In the parallel study, mice with Kras-mutant non-small cell lung cancer also received either chemo alone or chemo and selumetinib. But the mice were further subdivided based on the genetic makeup of their tumors: some had mutations only in Kras, some had mutations in both Kras and the gene p53, and some had mutations in Kras and the gene Lkb1.
The researchers found that that the chemo and selumetinib tandem produced a substantial improvement in mice whose cancer contained mutations in Kras alone and in Kras and p53, but not in those with Kras and Lkb1 mutations.
"Our work identified mutated p53 and Lkb1 as potential biomarkers of the effectiveness of combination chemotherapy and selumetinib in this group of patients," said Wong. "Analysis of tumor samples from patients in the clinical trial can show whether human non-small cell lung cancer shows the same pattern of responsiveness to this therapy. If so, the next stage of clinical trials can focus on patients who are most likely to benefit from this combination of therapies."
He added that the co-clinical trial technique can generate useful information for trials of a wide range of targeted cancer therapies.
Funding for the study was provided by the National Institutes of Health, the United Against Lung Cancer Foundation, the American Lung Association, and the Susan Spooner Research Fund.

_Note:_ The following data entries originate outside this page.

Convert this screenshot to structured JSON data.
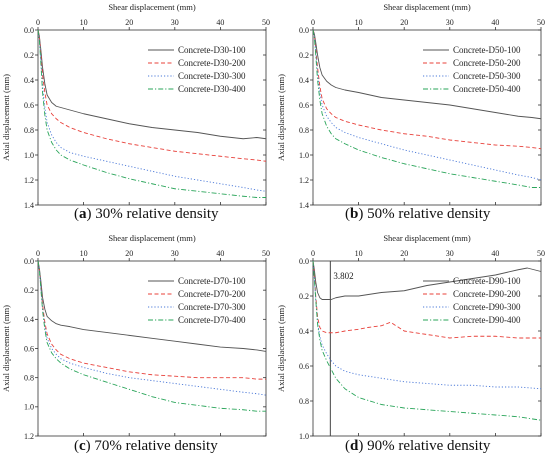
{
  "chart_data": [
    {
      "panel_letter": "a",
      "caption": "30% relative density",
      "type": "line",
      "xlabel": "Shear displacement (mm)",
      "ylabel": "Axial displacement (mm)",
      "xlim": [
        0,
        50
      ],
      "ylim": [
        0,
        1.4
      ],
      "y_inverted": true,
      "x_ticks": [
        0,
        10,
        20,
        30,
        40,
        50
      ],
      "y_ticks": [
        0.0,
        0.2,
        0.4,
        0.6,
        0.8,
        1.0,
        1.2,
        1.4
      ],
      "x_axis_position": "top",
      "grid": false,
      "legend_position": "top-right",
      "series": [
        {
          "name": "Concrete-D30-100",
          "color": "#555555",
          "dash": "solid",
          "x": [
            0,
            0.3,
            0.6,
            1,
            1.5,
            2,
            3,
            4,
            5,
            7,
            10,
            15,
            20,
            25,
            30,
            35,
            40,
            45,
            48,
            50
          ],
          "y": [
            0,
            0.05,
            0.15,
            0.3,
            0.43,
            0.52,
            0.58,
            0.61,
            0.62,
            0.64,
            0.67,
            0.71,
            0.75,
            0.78,
            0.8,
            0.82,
            0.85,
            0.87,
            0.86,
            0.87
          ]
        },
        {
          "name": "Concrete-D30-200",
          "color": "#e8403a",
          "dash": "dashed",
          "x": [
            0,
            0.3,
            0.6,
            1,
            1.5,
            2,
            3,
            4,
            5,
            7,
            10,
            15,
            20,
            25,
            30,
            35,
            40,
            45,
            48,
            50
          ],
          "y": [
            0,
            0.05,
            0.18,
            0.36,
            0.5,
            0.6,
            0.67,
            0.71,
            0.74,
            0.78,
            0.82,
            0.87,
            0.91,
            0.94,
            0.97,
            0.99,
            1.01,
            1.03,
            1.04,
            1.05
          ]
        },
        {
          "name": "Concrete-D30-300",
          "color": "#4a78d8",
          "dash": "dotted",
          "x": [
            0,
            0.3,
            0.6,
            1,
            1.5,
            2,
            3,
            4,
            5,
            7,
            10,
            15,
            20,
            25,
            30,
            35,
            40,
            45,
            48,
            50
          ],
          "y": [
            0,
            0.07,
            0.22,
            0.45,
            0.62,
            0.74,
            0.84,
            0.9,
            0.94,
            0.98,
            1.01,
            1.05,
            1.09,
            1.13,
            1.17,
            1.2,
            1.23,
            1.26,
            1.28,
            1.29
          ]
        },
        {
          "name": "Concrete-D30-400",
          "color": "#2aa55a",
          "dash": "dashdot",
          "x": [
            0,
            0.3,
            0.6,
            1,
            1.5,
            2,
            3,
            4,
            5,
            7,
            10,
            15,
            20,
            25,
            30,
            35,
            40,
            45,
            48,
            50
          ],
          "y": [
            0,
            0.08,
            0.25,
            0.5,
            0.68,
            0.8,
            0.9,
            0.96,
            1.0,
            1.04,
            1.08,
            1.14,
            1.19,
            1.23,
            1.27,
            1.29,
            1.31,
            1.33,
            1.34,
            1.34
          ]
        }
      ]
    },
    {
      "panel_letter": "b",
      "caption": "50% relative density",
      "type": "line",
      "xlabel": "Shear displacement (mm)",
      "ylabel": "Axial displacement (mm)",
      "xlim": [
        0,
        50
      ],
      "ylim": [
        0,
        1.4
      ],
      "y_inverted": true,
      "x_ticks": [
        0,
        10,
        20,
        30,
        40,
        50
      ],
      "y_ticks": [
        0.0,
        0.2,
        0.4,
        0.6,
        0.8,
        1.0,
        1.2,
        1.4
      ],
      "x_axis_position": "top",
      "grid": false,
      "legend_position": "top-right",
      "series": [
        {
          "name": "Concrete-D50-100",
          "color": "#555555",
          "dash": "solid",
          "x": [
            0,
            0.3,
            0.6,
            1,
            1.5,
            2,
            3,
            4,
            5,
            7,
            10,
            15,
            20,
            25,
            30,
            35,
            40,
            45,
            48,
            50
          ],
          "y": [
            0,
            0.03,
            0.1,
            0.2,
            0.3,
            0.36,
            0.41,
            0.44,
            0.46,
            0.48,
            0.5,
            0.54,
            0.56,
            0.58,
            0.6,
            0.63,
            0.66,
            0.69,
            0.7,
            0.71
          ]
        },
        {
          "name": "Concrete-D50-200",
          "color": "#e8403a",
          "dash": "dashed",
          "x": [
            0,
            0.3,
            0.6,
            1,
            1.5,
            2,
            3,
            4,
            5,
            7,
            10,
            15,
            20,
            25,
            30,
            35,
            40,
            45,
            48,
            50
          ],
          "y": [
            0,
            0.04,
            0.15,
            0.3,
            0.45,
            0.55,
            0.63,
            0.67,
            0.7,
            0.73,
            0.76,
            0.8,
            0.83,
            0.85,
            0.88,
            0.9,
            0.92,
            0.93,
            0.94,
            0.95
          ]
        },
        {
          "name": "Concrete-D50-300",
          "color": "#4a78d8",
          "dash": "dotted",
          "x": [
            0,
            0.3,
            0.6,
            1,
            1.5,
            2,
            3,
            4,
            5,
            7,
            10,
            15,
            20,
            25,
            30,
            35,
            40,
            45,
            48,
            50
          ],
          "y": [
            0,
            0.05,
            0.17,
            0.34,
            0.5,
            0.6,
            0.69,
            0.74,
            0.78,
            0.82,
            0.86,
            0.91,
            0.96,
            1.0,
            1.04,
            1.08,
            1.12,
            1.16,
            1.18,
            1.2
          ]
        },
        {
          "name": "Concrete-D50-400",
          "color": "#2aa55a",
          "dash": "dashdot",
          "x": [
            0,
            0.3,
            0.6,
            1,
            1.5,
            2,
            3,
            4,
            5,
            7,
            10,
            15,
            20,
            25,
            30,
            35,
            40,
            45,
            48,
            50
          ],
          "y": [
            0,
            0.06,
            0.2,
            0.4,
            0.56,
            0.67,
            0.77,
            0.83,
            0.87,
            0.91,
            0.96,
            1.02,
            1.07,
            1.11,
            1.15,
            1.18,
            1.21,
            1.24,
            1.26,
            1.26
          ]
        }
      ]
    },
    {
      "panel_letter": "c",
      "caption": "70% relative density",
      "type": "line",
      "xlabel": "Shear displacement (mm)",
      "ylabel": "Axial displacement (mm)",
      "xlim": [
        0,
        50
      ],
      "ylim": [
        0,
        1.2
      ],
      "y_inverted": true,
      "x_ticks": [
        0,
        10,
        20,
        30,
        40,
        50
      ],
      "y_ticks": [
        0.0,
        0.2,
        0.4,
        0.6,
        0.8,
        1.0,
        1.2
      ],
      "x_axis_position": "top",
      "grid": false,
      "legend_position": "top-right",
      "series": [
        {
          "name": "Concrete-D70-100",
          "color": "#555555",
          "dash": "solid",
          "x": [
            0,
            0.3,
            0.6,
            1,
            1.5,
            2,
            3,
            4,
            5,
            7,
            10,
            15,
            20,
            25,
            30,
            35,
            40,
            45,
            48,
            50
          ],
          "y": [
            0,
            0.05,
            0.13,
            0.25,
            0.33,
            0.38,
            0.41,
            0.43,
            0.44,
            0.45,
            0.47,
            0.49,
            0.51,
            0.53,
            0.55,
            0.57,
            0.59,
            0.6,
            0.61,
            0.62
          ]
        },
        {
          "name": "Concrete-D70-200",
          "color": "#e8403a",
          "dash": "dashed",
          "x": [
            0,
            0.3,
            0.6,
            1,
            1.5,
            2,
            3,
            4,
            5,
            7,
            10,
            15,
            20,
            25,
            30,
            35,
            40,
            45,
            48,
            50
          ],
          "y": [
            0,
            0.06,
            0.16,
            0.3,
            0.42,
            0.5,
            0.57,
            0.61,
            0.64,
            0.67,
            0.7,
            0.73,
            0.76,
            0.78,
            0.79,
            0.8,
            0.8,
            0.8,
            0.81,
            0.81
          ]
        },
        {
          "name": "Concrete-D70-300",
          "color": "#4a78d8",
          "dash": "dotted",
          "x": [
            0,
            0.3,
            0.6,
            1,
            1.5,
            2,
            3,
            4,
            5,
            7,
            10,
            15,
            20,
            25,
            30,
            35,
            40,
            45,
            48,
            50
          ],
          "y": [
            0,
            0.06,
            0.17,
            0.32,
            0.45,
            0.53,
            0.6,
            0.64,
            0.67,
            0.7,
            0.73,
            0.77,
            0.8,
            0.82,
            0.84,
            0.86,
            0.88,
            0.9,
            0.91,
            0.92
          ]
        },
        {
          "name": "Concrete-D70-400",
          "color": "#2aa55a",
          "dash": "dashdot",
          "x": [
            0,
            0.3,
            0.6,
            1,
            1.5,
            2,
            3,
            4,
            5,
            7,
            10,
            15,
            20,
            25,
            30,
            35,
            40,
            45,
            48,
            50
          ],
          "y": [
            0,
            0.06,
            0.18,
            0.34,
            0.47,
            0.56,
            0.63,
            0.67,
            0.7,
            0.74,
            0.78,
            0.83,
            0.88,
            0.93,
            0.97,
            0.99,
            1.01,
            1.02,
            1.03,
            1.03
          ]
        }
      ]
    },
    {
      "panel_letter": "d",
      "caption": "90% relative density",
      "type": "line",
      "xlabel": "Shear displacement (mm)",
      "ylabel": "Axial displacement (mm)",
      "xlim": [
        0,
        50
      ],
      "ylim": [
        0,
        1.0
      ],
      "y_inverted": true,
      "x_ticks": [
        0,
        10,
        20,
        30,
        40,
        50
      ],
      "y_ticks": [
        0.0,
        0.2,
        0.4,
        0.6,
        0.8,
        1.0
      ],
      "x_axis_position": "top",
      "grid": false,
      "legend_position": "top-right",
      "annotations": [
        {
          "text": "3.802",
          "x": 3.802,
          "type": "vertical-line"
        }
      ],
      "series": [
        {
          "name": "Concrete-D90-100",
          "color": "#555555",
          "dash": "solid",
          "x": [
            0,
            0.3,
            0.6,
            1,
            1.5,
            2,
            2.5,
            3,
            4,
            5,
            7,
            10,
            15,
            20,
            25,
            30,
            35,
            40,
            45,
            47,
            50
          ],
          "y": [
            0,
            0.05,
            0.12,
            0.18,
            0.21,
            0.22,
            0.22,
            0.22,
            0.22,
            0.21,
            0.2,
            0.2,
            0.18,
            0.17,
            0.14,
            0.12,
            0.1,
            0.08,
            0.05,
            0.04,
            0.06
          ]
        },
        {
          "name": "Concrete-D90-200",
          "color": "#e8403a",
          "dash": "dashed",
          "x": [
            0,
            0.3,
            0.6,
            1,
            1.5,
            2,
            3,
            4,
            5,
            7,
            10,
            12,
            15,
            17,
            20,
            25,
            30,
            35,
            40,
            45,
            50
          ],
          "y": [
            0,
            0.08,
            0.2,
            0.32,
            0.38,
            0.4,
            0.41,
            0.41,
            0.41,
            0.4,
            0.39,
            0.38,
            0.37,
            0.35,
            0.4,
            0.42,
            0.44,
            0.43,
            0.43,
            0.44,
            0.44
          ]
        },
        {
          "name": "Concrete-D90-300",
          "color": "#4a78d8",
          "dash": "dotted",
          "x": [
            0,
            0.3,
            0.6,
            1,
            1.5,
            2,
            3,
            4,
            5,
            7,
            10,
            15,
            20,
            25,
            30,
            35,
            40,
            45,
            50
          ],
          "y": [
            0,
            0.1,
            0.22,
            0.35,
            0.43,
            0.48,
            0.53,
            0.57,
            0.6,
            0.63,
            0.65,
            0.67,
            0.69,
            0.7,
            0.71,
            0.71,
            0.72,
            0.72,
            0.73
          ]
        },
        {
          "name": "Concrete-D90-400",
          "color": "#2aa55a",
          "dash": "dashdot",
          "x": [
            0,
            0.3,
            0.6,
            1,
            1.5,
            2,
            3,
            4,
            5,
            7,
            10,
            15,
            20,
            25,
            30,
            35,
            40,
            45,
            50
          ],
          "y": [
            0,
            0.1,
            0.22,
            0.36,
            0.45,
            0.51,
            0.57,
            0.62,
            0.67,
            0.73,
            0.78,
            0.82,
            0.84,
            0.85,
            0.86,
            0.87,
            0.88,
            0.89,
            0.91
          ]
        }
      ]
    }
  ]
}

The lead author of the study is Zhao Chen, PhD, of Dana-Farber. Co-authors include Katherine Cheng, Zandra Walton, Yan Liu, PhD, Tanya Tupper, NMT, Jing Ouyang, PhD, Peng Gao, Michele Woo, Chunxiao Xu, PhD, Masahiko Yanagita, MD, PhD, Abigail Altabel, Yanping Sun, PhD, Yoko Franchetti, PhD, Catherine Yao, Amy Saur, Mohit Butaney, David Jackman, MD, George Demetri, MD, Pasi Janne, MD, PhD, and Andrew Kung, MD, PhD, of Dana-Farber; Yuchuan Wang, PhD, and Mizuki Nishino, MD, of Dana-Farber and Brigham and Women's Hospital; Hiromichi Ebi, MD, PhD, Nabeel Bardeesy, PhD, and Jeffrey Engelman, MD, PhD, of Massachusetts General Hospital; Takeshi Shimamura, PhD, of Loyola University; Jie Li of Iowa State University; Shumei Wang, Lucian Chirieac, MD, and Charles Lee, PhD, of Brigham and Women's Hospital; Yuji Nakada, PhD, Christopher Pena, and Diego Castrillon, MD, PhD, of University of Texas Southwestern Medical Center; Michael Cameron, PhD, of the Scripps Research Institute; D. Neil Hayes, MD, MPH, Matthew Wilkerson, PhD, Patrick Roberts, PharmD, PhD, Carrie Lee, MD, MPH, and Norman Sharpless, MD, of the University of North Carolina, Chapel Hill; Daniel Costa, MD, PhD, Pier Paolo Pandolfi, MD, PhD, and Lewis Cantley, PhD, of Beth Israel Deaconess Medical Center.
At Dana-Farber, patients receive lung cancer treatment through the Lowe Center for Thoracic Oncology.